El perfil nutricional de los frutos secos es excepcional, por eso, dados los resultados de diferentes estudios experimentales y de observación con frutos secos, su consumo debería provocar una disminución de la muerte súbita cardíaca.
El objetivo de este estudio fue evaluar la asociación entre consumo de frutos secos y la muerte súbita cardíaca y otros parámetros de la enfermedad cardiovascular en los participantes del Physicians' Health Study.
Población de estudio y protocolo de actuación
El tamaño muestral fue de 21.454 hombres americanos participantes en el Physicians' Health Study, de entre 40 y 84 años de edad sin antecedentes de isquemia, infarto o cáncer.
Se evaluó la ingesta alimentaria mediante 2 cuestionarios de frecuencia de 20 ítems cada uno al inicio del período de intervención y a los 12 meses.
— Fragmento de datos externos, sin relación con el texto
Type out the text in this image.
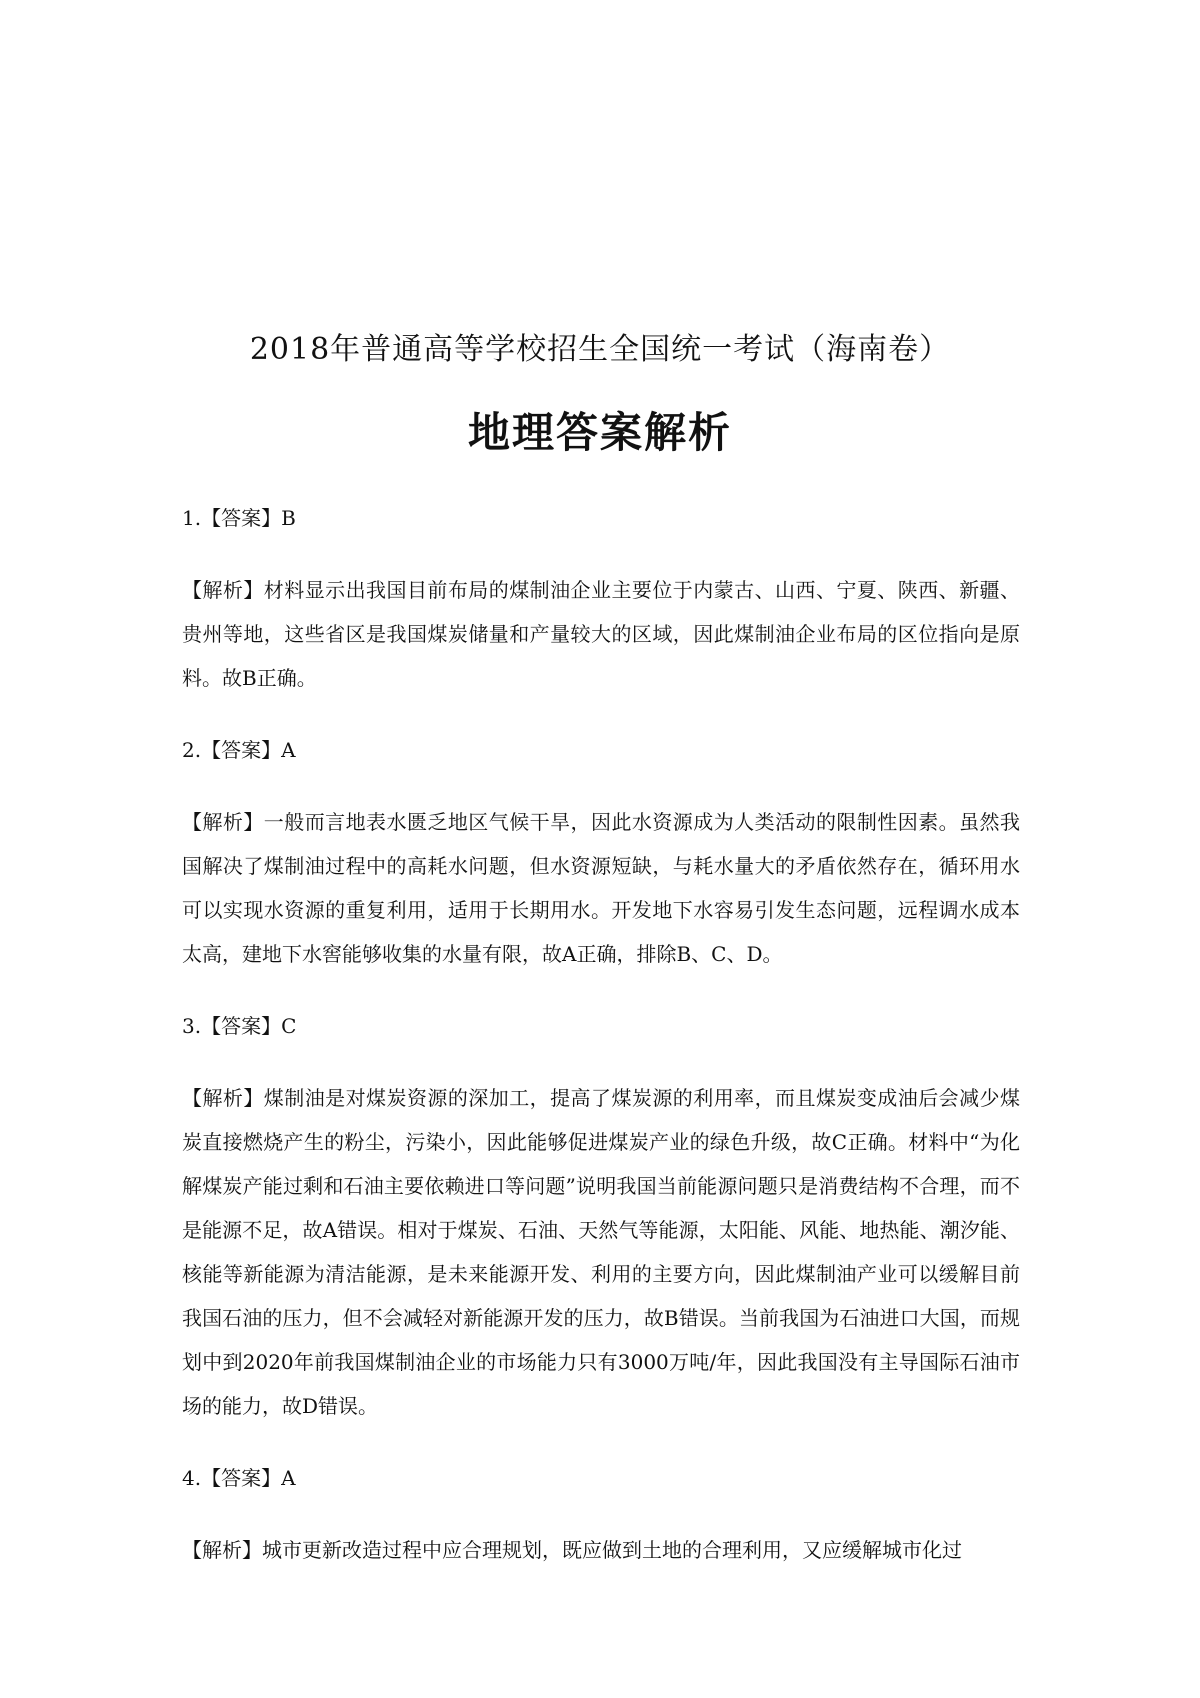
2018年普通高等学校招生全国统一考试（海南卷）
地理答案解析

1.【答案】B

【解析】材料显示出我国目前布局的煤制油企业主要位于内蒙古、山西、宁夏、陕西、新疆、贵州等地，这些省区是我国煤炭储量和产量较大的区域，因此煤制油企业布局的区位指向是原料。故B正确。

2.【答案】A

【解析】一般而言地表水匮乏地区气候干旱，因此水资源成为人类活动的限制性因素。虽然我国解决了煤制油过程中的高耗水问题，但水资源短缺，与耗水量大的矛盾依然存在，循环用水可以实现水资源的重复利用，适用于长期用水。开发地下水容易引发生态问题，远程调水成本太高，建地下水窖能够收集的水量有限，故A正确，排除B、C、D。

3.【答案】C

【解析】煤制油是对煤炭资源的深加工，提高了煤炭源的利用率，而且煤炭变成油后会减少煤炭直接燃烧产生的粉尘，污染小，因此能够促进煤炭产业的绿色升级，故C正确。材料中“为化解煤炭产能过剩和石油主要依赖进口等问题”说明我国当前能源问题只是消费结构不合理，而不是能源不足，故A错误。相对于煤炭、石油、天然气等能源，太阳能、风能、地热能、潮汐能、核能等新能源为清洁能源，是未来能源开发、利用的主要方向，因此煤制油产业可以缓解目前我国石油的压力，但不会减轻对新能源开发的压力，故B错误。当前我国为石油进口大国，而规划中到2020年前我国煤制油企业的市场能力只有3000万吨/年，因此我国没有主导国际石油市场的能力，故D错误。

4.【答案】A

【解析】城市更新改造过程中应合理规划，既应做到土地的合理利用，又应缓解城市化过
A los 12 meses también se les preguntó a los participantes por su consumo de frutos secos.
Resultados
Los consumidores más frecuentes de frutos secos resultaron ser más jóvenes, practicaban actividad física más frecuentemente, y tenían mayor tendencia a tomar suplementos de antioxidantes y a tomar alcohol de forma moderada.
Después de ajustar los datos, aquellos que consumían frutos secos más frecuentemente mostraron menor riesgo de muerte súbita cardíaca. Comparándolos con aquellos que tomaban frutos secos menos de 1 vez por semana, aquellos que los tomaban 2 o más veces por semana presentaron un riesgo relativo de muerte súbita de 0.53. La relación entre frutos secos y muerte súbita cardíaca resultó ser lineal. En cambio, el consumo de nueces no resultó estar asociado significativamente con la mortalidad por enfermedad cardiovascular no súbita o con el infarto de miocardio no fatal.
La disminución del riesgo de mortalidad por enfermedad cardiovascular en aquellos que consumían frutos secos 2 o más veces por semana fue del 30% en comparación con aquellos que tomaron frutos secos nunca o de forma esporádica. La reducción del riesgo fue del 47% en cuanto a mortalidad por muerte súbita.
Conclusiones
Estos datos muestran que al menos una parte de los efectos que el consumo de frutos secos tiene sobre la mortalidad por muerte súbita podría ser debida a la disminución de las arritmias ventriculares fatales. Varios componentes de los frutos secos podrían ser los causantes de sus propiedades antiarrítmicas: ácido alfa-linolénico, otros ácidos grasos poliinsaturados i monoinsaturados, vitamina E, magnesio, potasio y flavonoides.